The Turtles that are common off the coast of El Salvador are the threatened olive ridley turtle (Lepidochelys olivacea), critically endangered leatherback turtle (Dermochelys coriacea), endangered green sea turtle (Chelonia mydas) and the critically endangered hawksbill turtle (Eretmochelys imbricata).


 Photo by Josh Knox,  Sails and Sandals

Photo by Josh Knox, Sails and Sandals

The culture…

Historically, Turtle eggs have always been consumed by the local populations of Central America and the eggs are considered a delicacy, with the egg prices fluctuating with the demand... but with a massively increasing population it is completely unsustainable and is driving all Turtle species in Central America towards extinction, “Just arrest one person and it would influence others not to poach” says Tom

“It’s in the culture to eat eggs and it is a delicacy, we need to show people how beautiful they are so they want to protect them”, says Tom


CITES, the Convention on International Trade in Endangered Species is an international agreement between countries that aims to protect species from extinction as a result of trade (this includes meat and eggs), El Salvador is one of the countries that has signed this agreement.

In addition in 2008 Tom spent a year harassing the government of El Salvador to restrict or abolish the practice of the taking of turtle eggs, the following year the selling of turtle eggs was declared illegal by the government of El Salvador


The Sanctuary


La Tortuga Verde is helped run by locals (extremely well paid and well looked after) and friendly foreigners who pass through to lend a hand, like Harry a super friendly, happy and enthusiastic American from Florida who has been working with Tom for the last 8 months. Harry gained his experience working with Turtles from the Turtle Conservatory in Florida and I found his knowledge to be quite extensive and his passion for protecting these amazing Turtles impressive to say the least!

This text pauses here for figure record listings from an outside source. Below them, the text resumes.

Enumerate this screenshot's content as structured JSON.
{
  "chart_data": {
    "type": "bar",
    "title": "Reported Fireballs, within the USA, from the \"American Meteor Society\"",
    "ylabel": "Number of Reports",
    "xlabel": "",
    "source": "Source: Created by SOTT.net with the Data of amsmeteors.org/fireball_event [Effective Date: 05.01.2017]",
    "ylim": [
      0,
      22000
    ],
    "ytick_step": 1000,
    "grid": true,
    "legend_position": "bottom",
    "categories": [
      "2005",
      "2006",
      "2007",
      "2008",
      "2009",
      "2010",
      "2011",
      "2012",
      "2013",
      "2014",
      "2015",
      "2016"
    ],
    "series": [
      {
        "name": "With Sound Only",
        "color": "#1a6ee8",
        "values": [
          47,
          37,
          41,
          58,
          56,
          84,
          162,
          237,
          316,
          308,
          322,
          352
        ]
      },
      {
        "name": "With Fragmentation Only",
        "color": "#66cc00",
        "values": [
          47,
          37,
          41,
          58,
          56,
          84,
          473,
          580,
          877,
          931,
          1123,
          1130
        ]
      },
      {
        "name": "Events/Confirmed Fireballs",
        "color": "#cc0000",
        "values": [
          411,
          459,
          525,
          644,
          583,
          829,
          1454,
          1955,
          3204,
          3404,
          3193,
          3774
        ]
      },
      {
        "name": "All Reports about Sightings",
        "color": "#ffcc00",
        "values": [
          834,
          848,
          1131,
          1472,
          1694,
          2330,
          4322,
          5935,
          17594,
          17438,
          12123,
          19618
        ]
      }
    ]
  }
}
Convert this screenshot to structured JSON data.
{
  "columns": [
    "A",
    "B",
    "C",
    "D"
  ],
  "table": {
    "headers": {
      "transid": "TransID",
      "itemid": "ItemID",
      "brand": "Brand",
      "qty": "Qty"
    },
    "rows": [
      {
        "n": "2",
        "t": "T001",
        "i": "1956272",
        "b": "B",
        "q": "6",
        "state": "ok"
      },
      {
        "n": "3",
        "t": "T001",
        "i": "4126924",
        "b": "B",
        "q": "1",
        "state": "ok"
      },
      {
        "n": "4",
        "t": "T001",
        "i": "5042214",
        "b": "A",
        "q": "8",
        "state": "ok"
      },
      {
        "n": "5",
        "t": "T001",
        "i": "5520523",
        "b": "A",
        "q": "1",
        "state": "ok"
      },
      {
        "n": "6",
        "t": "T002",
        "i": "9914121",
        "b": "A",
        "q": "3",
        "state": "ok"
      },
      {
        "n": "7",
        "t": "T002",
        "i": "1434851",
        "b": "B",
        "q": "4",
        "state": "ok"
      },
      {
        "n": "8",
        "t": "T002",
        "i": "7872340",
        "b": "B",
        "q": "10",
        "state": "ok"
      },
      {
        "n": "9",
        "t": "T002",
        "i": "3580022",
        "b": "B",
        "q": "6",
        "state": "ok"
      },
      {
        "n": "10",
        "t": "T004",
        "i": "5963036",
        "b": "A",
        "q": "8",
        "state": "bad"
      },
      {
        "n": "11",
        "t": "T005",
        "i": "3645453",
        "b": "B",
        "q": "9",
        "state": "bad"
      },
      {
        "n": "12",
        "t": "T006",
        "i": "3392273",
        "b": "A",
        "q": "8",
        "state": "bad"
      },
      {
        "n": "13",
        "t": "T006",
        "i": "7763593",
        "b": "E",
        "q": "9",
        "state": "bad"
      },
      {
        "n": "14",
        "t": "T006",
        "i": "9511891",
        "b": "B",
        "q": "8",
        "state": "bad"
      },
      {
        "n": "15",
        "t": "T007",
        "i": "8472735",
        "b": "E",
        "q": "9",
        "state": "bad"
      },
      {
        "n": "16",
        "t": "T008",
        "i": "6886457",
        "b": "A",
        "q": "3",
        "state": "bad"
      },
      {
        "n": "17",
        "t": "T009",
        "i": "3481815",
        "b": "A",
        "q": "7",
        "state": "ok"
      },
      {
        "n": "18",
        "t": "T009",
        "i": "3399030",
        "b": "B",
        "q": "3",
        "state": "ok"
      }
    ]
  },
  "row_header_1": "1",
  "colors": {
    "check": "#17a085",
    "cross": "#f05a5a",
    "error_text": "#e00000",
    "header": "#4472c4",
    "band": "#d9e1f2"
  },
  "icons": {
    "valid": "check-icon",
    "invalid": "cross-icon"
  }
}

La Tortuga Verde has everything from nurseries, conservation volunteers, hatch and release programs, paid beach monitoring personell and more. After the eggs are planted they take around 49 – 52 days to hatch and everything is captured on video for the purposes of environmental education, “it’s all about exposure and education” says Tom. In 2008 La Turtuga Verde purchased, re-buried and released over 10,000 eggs back into the wild! This number has continued to grow every year since... 

Tom has also created a Green Zone in front of his property which has about 50ft of coverage to try and set an example to the other land owners and which is a deterrent for the many poachers eyeing off the Sanctuary and its eggs, along with this green zone Tom has hired and trained local people “vigil anti’s” as he calls them, who patrol his property for thieves and who also notify him of eggs that have been poached in the area so Tom can buy them, replant them and release them once hatched...

A Solution??

The way Tom is approaching the conservation of the Turtles of El Salvador is very pro – active and very unique… he has started up a TV series which promotes the Turtle populations as a viable tourism option and heavily involves the local community, especially the kids!

 Tom with the kids filming his TV Show

Tom with the kids filming his TV Show


The more exposure we can get on this issue the better, to expose the environmental exploitation that is occurring around the Central American coast; like the stories of prawn fisherman cutting the back legs off turtles to get to the eggs in their bellies and throw them back in the sea to bleed to death, or the “Calvo” super trawler that is operating out off the coast of El Salvador raping the ocean of all it has including the catch of huge quantities of sharks for their fins…

The solution… is education and exposure as Tom put it.







I see that the older generation is too far gone… stuck in their old habits and habitual patterns of environmental exploitation, it’s the younger generation that is going to save so many species from extinction and are actually keeping the world environmentally aware… I still have hope.